Décidément, Rolf Kasparek n’en a pas fini avec son groupe et c’est ici le troisième album proposé par notre cher pirate allemand depuis la reformation.

Pour l’anecdote, l’album aurait dû sortir beaucoup plus tôt, mais Rolf a eu un problème à l’épaule et l’enregistrement s’en est trouvé repoussé et finalement s’est déroulé après le live de Wacken en août 2015 (pas inoubliable et avec une set list loin d’être inspirée – c’est le fan qui parle).

Après un « Shadowmaker » et un « Resillient » qui n’avaient pas fait l’unanimité, même s’ils étaient très corrects, les fans étaient restés sur leur faim – on était assez loin du grand Running Wild, celui qui a vogué sur les mers entre 1981 et 2001.

Le premier point qui rassure, c’est la pochette qui nous ramène en plein dans la piraterie, certes ce n’est pas un chef d’œuvre tel que celles de Black Hand Inn, Port Royal ou Under Joly Roger, mais on est largement au-dessus des pochettes de Victory, The Brotherhood ou même Shadowmaker.

Le second point qui rassure, ce sont les compositions en elles-mêmes. Rock’n’Rolf a donc retrouvé un semblant d’inspiration. Même si l’album reste dans l’esprit de l’avant-dernier, « Resillient », on retrouve certaines sonorités qui seront familières au fan du groupe. Je prendrais notamment comme exemple l’excellent « Warmongers » qui envoie du lourd et où l’on retrouve certaines sonorités de l’album « Black hand inn ».
Autre exemple de morceau typiquement Running Wild : « Into the west », qu’on croirait sorti tout droit de l’album « Blazon Stone », je pense en particulier au morceau « Little big horn » étant données les similitudes entre les deux.

Dans les autres bons moments de cet album, on peut citer également le bien sympathique « Black Bart », un morceau comme on les aime et qui nous parle de pirates.

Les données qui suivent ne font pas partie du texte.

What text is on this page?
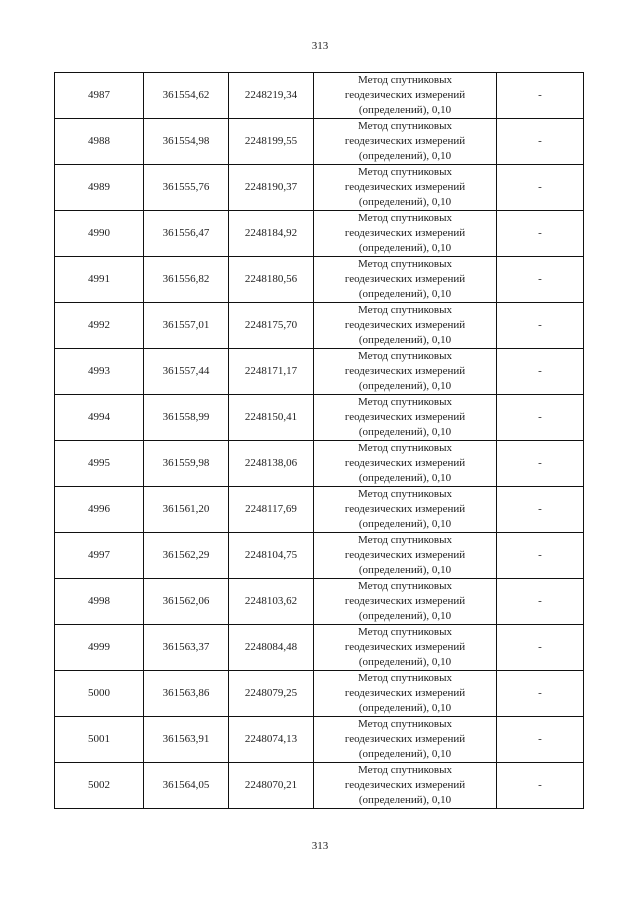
313
4987	361554,62	2248219,34	Метод спутниковых
геодезических измерений
(определений), 0,10	-
4988	361554,98	2248199,55	Метод спутниковых
геодезических измерений
(определений), 0,10	-
4989	361555,76	2248190,37	Метод спутниковых
геодезических измерений
(определений), 0,10	-
4990	361556,47	2248184,92	Метод спутниковых
геодезических измерений
(определений), 0,10	-
4991	361556,82	2248180,56	Метод спутниковых
геодезических измерений
(определений), 0,10	-
4992	361557,01	2248175,70	Метод спутниковых
геодезических измерений
(определений), 0,10	-
4993	361557,44	2248171,17	Метод спутниковых
геодезических измерений
(определений), 0,10	-
4994	361558,99	2248150,41	Метод спутниковых
геодезических измерений
(определений), 0,10	-
4995	361559,98	2248138,06	Метод спутниковых
геодезических измерений
(определений), 0,10	-
4996	361561,20	2248117,69	Метод спутниковых
геодезических измерений
(определений), 0,10	-
4997	361562,29	2248104,75	Метод спутниковых
геодезических измерений
(определений), 0,10	-
4998	361562,06	2248103,62	Метод спутниковых
геодезических измерений
(определений), 0,10	-
4999	361563,37	2248084,48	Метод спутниковых
геодезических измерений
(определений), 0,10	-
5000	361563,86	2248079,25	Метод спутниковых
геодезических измерений
(определений), 0,10	-
5001	361563,91	2248074,13	Метод спутниковых
геодезических измерений
(определений), 0,10	-
5002	361564,05	2248070,21	Метод спутниковых
геодезических измерений
(определений), 0,10	-
313
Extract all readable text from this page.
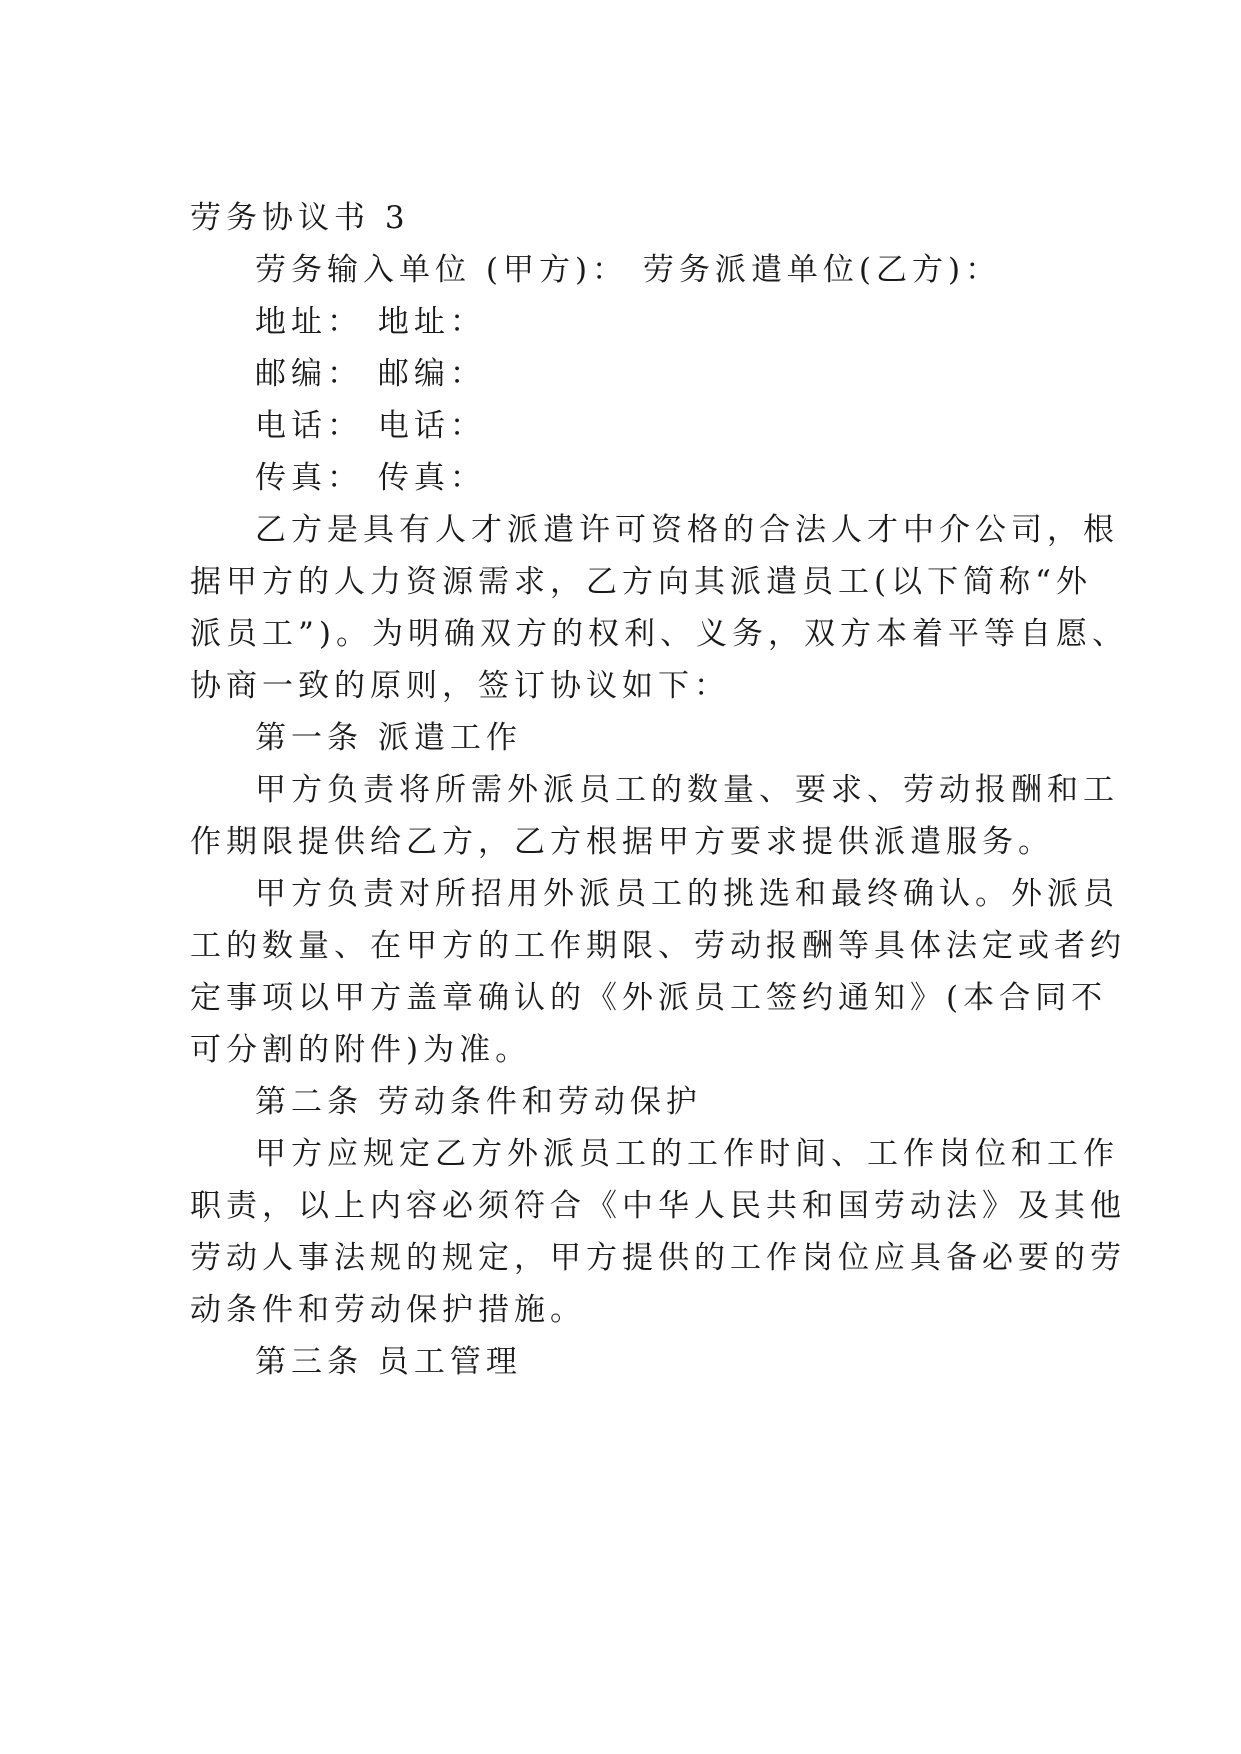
劳务协议书 3
劳务输入单位 (甲方)： 劳务派遣单位(乙方)：
地址： 地址：
邮编： 邮编：
电话： 电话：
传真： 传真：
乙方是具有人才派遣许可资格的合法人才中介公司，根
据甲方的人力资源需求，乙方向其派遣员工(以下简称“外
派员工”)。为明确双方的权利、义务，双方本着平等自愿、
协商一致的原则，签订协议如下：
第一条 派遣工作
甲方负责将所需外派员工的数量、要求、劳动报酬和工
作期限提供给乙方，乙方根据甲方要求提供派遣服务。
甲方负责对所招用外派员工的挑选和最终确认。外派员
工的数量、在甲方的工作期限、劳动报酬等具体法定或者约
定事项以甲方盖章确认的《外派员工签约通知》(本合同不
可分割的附件)为准。
第二条 劳动条件和劳动保护
甲方应规定乙方外派员工的工作时间、工作岗位和工作
职责，以上内容必须符合《中华人民共和国劳动法》及其他
劳动人事法规的规定，甲方提供的工作岗位应具备必要的劳
动条件和劳动保护措施。
第三条 员工管理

Tout album de Running Wild qui se respecte comporte également un morceau long et c’est « Last of the mohicans » qui nous est proposé. Un très bon morceau de onze minutes qui figure parmi les meilleurs proposés par le groupe – le sommet avait toutefois été atteint sur l’album « Black hand inn » avec le monstrueux « Genesis ».

Autre moment bien sympa : « By the blood in your heart », où la présence de la cornemuse embellit la composition.

Dans la catégorie « je suis fan d’AC/DC », Rock nous offre « Stick to your guns », un morceau qui aurait pu sans problème figurer sur un des opus des frères Young.

Comme d’habitude, c’est donc Rock’n’Rolf qui s’est chargé de tout avec son complice Peter Jordan. Pas de surprise, c’est la drum machine qui fait office de batteur – la photo postée sur le net avec les quatre membres laissait espérer un vrai batteur, mais il s’agissait, je pense, du line-up de Wacken.

Malgré cette drum machine, la production reste solide et le groupe nous offre ici son meilleur opus depuis un bon bout de temps.

Bonne nouvelle : Running Wild compte faire quelques festivals en 2017 (Hellfest ?) donc, avec un peu de chance, on pourrait les voir en France bientôt.

Une info en exclu : le groupe est rentré en 180ème position des charts français, on est loin des charts allemands mais c’est à signaler quand même !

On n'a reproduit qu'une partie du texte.